I do find it ironic that you made the conversion and immediately suffered security problems, tho! Both communities (WP & Drupal) have something to learn here. I wish Drupal and Wordpress would have a love child!
[...] article discusses CenterNetworks going from Drupal to Wordpress and this one discusses Danny [...]
Dave says:
April 22, 2009 at 12:14 pm
To Allen Stern – RE: Drupal to Wordpress: The Good, The Bad and the Exploited
I have had wordpress installed, but have been hacked routinely since January where malicious file links are added to our urls, many of which are porn and torrent file links. Wordpress is a part of my main content website and was being used for a Q & A post. I have disconnected most of the links to this area with the exception of the sitemap page.
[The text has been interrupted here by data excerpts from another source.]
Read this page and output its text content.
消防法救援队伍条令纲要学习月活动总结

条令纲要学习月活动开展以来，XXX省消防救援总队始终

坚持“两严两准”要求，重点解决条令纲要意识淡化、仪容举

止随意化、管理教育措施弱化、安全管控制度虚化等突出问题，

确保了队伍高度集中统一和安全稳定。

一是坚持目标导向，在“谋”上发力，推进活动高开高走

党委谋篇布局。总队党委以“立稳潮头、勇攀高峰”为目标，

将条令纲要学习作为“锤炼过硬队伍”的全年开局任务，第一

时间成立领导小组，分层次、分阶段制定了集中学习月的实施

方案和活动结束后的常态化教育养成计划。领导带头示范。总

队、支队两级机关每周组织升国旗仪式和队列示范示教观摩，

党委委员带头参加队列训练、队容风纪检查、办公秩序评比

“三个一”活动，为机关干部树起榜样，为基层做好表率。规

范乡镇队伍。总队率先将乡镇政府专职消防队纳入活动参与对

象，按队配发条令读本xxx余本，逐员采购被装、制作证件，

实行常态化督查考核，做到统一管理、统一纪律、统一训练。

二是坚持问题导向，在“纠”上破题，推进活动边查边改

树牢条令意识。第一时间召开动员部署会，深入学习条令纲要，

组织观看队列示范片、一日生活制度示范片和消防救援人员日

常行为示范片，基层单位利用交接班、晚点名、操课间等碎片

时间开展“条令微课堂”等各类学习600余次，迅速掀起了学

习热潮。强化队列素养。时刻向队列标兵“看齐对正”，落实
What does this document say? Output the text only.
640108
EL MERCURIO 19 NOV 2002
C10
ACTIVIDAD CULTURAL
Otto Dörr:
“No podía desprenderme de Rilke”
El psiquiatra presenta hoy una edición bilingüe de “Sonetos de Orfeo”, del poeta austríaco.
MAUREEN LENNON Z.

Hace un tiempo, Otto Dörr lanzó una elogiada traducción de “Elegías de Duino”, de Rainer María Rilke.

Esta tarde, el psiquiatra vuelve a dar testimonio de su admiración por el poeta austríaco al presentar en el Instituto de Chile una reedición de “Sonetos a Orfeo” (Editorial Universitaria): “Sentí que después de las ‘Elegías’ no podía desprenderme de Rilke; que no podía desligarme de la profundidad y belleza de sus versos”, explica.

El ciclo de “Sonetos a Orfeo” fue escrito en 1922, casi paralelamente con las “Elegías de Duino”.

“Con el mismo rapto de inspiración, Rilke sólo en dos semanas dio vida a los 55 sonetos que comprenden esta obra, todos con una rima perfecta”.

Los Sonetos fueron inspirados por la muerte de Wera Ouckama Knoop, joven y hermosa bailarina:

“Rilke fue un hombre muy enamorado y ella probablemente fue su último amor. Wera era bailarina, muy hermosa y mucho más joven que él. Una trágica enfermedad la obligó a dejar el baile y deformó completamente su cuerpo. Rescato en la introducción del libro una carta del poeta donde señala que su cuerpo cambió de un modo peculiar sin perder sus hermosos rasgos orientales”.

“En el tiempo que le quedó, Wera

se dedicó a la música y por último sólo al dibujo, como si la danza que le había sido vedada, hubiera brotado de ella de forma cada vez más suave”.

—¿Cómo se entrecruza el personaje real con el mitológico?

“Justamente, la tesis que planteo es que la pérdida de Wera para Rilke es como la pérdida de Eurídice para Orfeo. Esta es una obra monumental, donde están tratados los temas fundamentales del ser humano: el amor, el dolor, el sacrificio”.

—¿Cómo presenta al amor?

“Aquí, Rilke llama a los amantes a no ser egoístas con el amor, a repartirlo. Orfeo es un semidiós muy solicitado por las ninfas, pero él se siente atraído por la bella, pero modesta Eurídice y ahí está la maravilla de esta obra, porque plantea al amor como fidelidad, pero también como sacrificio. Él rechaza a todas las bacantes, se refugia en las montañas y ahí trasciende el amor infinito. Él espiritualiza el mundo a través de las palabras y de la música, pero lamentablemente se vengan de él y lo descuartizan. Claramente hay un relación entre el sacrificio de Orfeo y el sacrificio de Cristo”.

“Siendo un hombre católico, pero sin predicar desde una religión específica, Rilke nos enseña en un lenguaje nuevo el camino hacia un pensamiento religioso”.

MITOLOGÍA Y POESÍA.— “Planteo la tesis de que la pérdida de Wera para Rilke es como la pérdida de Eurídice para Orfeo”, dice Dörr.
If I cannot discover how to fix this I will be forced to pull wordpress completely and use an in-house system that I have developed to avoid any vulnerabilities. My guess is that this is happening to a lot of people who have wordpress, they just do not know it because they do not have the google webmaster tools installed on the back end.
Although wordpress and all the other free cms systems are great, I believe that they are sitting ducks for malicious hackers who could easily exploit their weak spots by using automated robots, it’s really not difficult when they understand what to do, and they (the hackers) obviously do.
Before I totally pull down my wordpress and say goodbye to any free cms for ever, I would like to know if you could share more about what you discovered with the Include file and if you really feel that the fix is solved and will never happen again, otherwise I’m forced to shut it down.
Thanks
We’re doing a project which is bringing WordPress a bit closer to a proper CMS. It addresses many of the things you’ve raised here, including broken internal links (our WP Sticky Links), site wide navigation and (not mentioned here) a multilingual system based on Drupal’s i18n module.
I’d love to hear what you think about it!
BTW – regarding loading speed, caching is your friend. It doesn’t matter which CMS you use, if you’re using a good caching plugin / module, the site’s pages don’t go through PHP any more. They are served directly from the hard drive. Still pressed with server load? Apache’s mem-cache module will make this even faster.
Sure Amir – happy to help! I haven’t enabled caching yet – want to make sure everything is in good shape first.
I’ve used both, and think they’re both great platforms. I would agree with you about WordPress being a full-fledged CMS. Something that might help (or might have helped) http://wphacks.com/how-to-move-wordpress-blog-new-domain-name/ It’s a great article on migrating to WordPress. Also has a link in there: http://www.velvetblues.com/web-development-blog/wordpress-plugin-update-urls/ for auto-changing the URLs. Might have helped. Might not, but thought I’d pass around. It was very helpful to me. Cheers!
we began with drupal. It’s great, we loved but.. wordpress is so so so so easy , especially for end user. the dashboard is great and is easy create new plugins and change the themes. we missed features like panels, but with a little of hack we can do it.
[...] CenterNetworks Switches to Wordpress [...]
[...] Our commentary on the good, bad and the exploited in our move from Drupal to Wordpress. centernetwork257:http://www.htmlcenter.com/blog/wordpress-security-change-your-theme-name/ [...]
One of the things I absolutely loathe about Wordpress and won’t use it because of it, is their excessive use of wp- on files, in code, etc. Why must they attach wp- on everything, are they so insecure ? It’s ridiculous, you can always remove them, but there’s too many and if you move the wrong one, things will break. You would also need to remove then in each plugin you use, a real PITA.
Until Wordpress acts like a real CMS, I will not consider them one. For now, they are a limited Blogging platform nothing more. Drupal rules the CMS realm.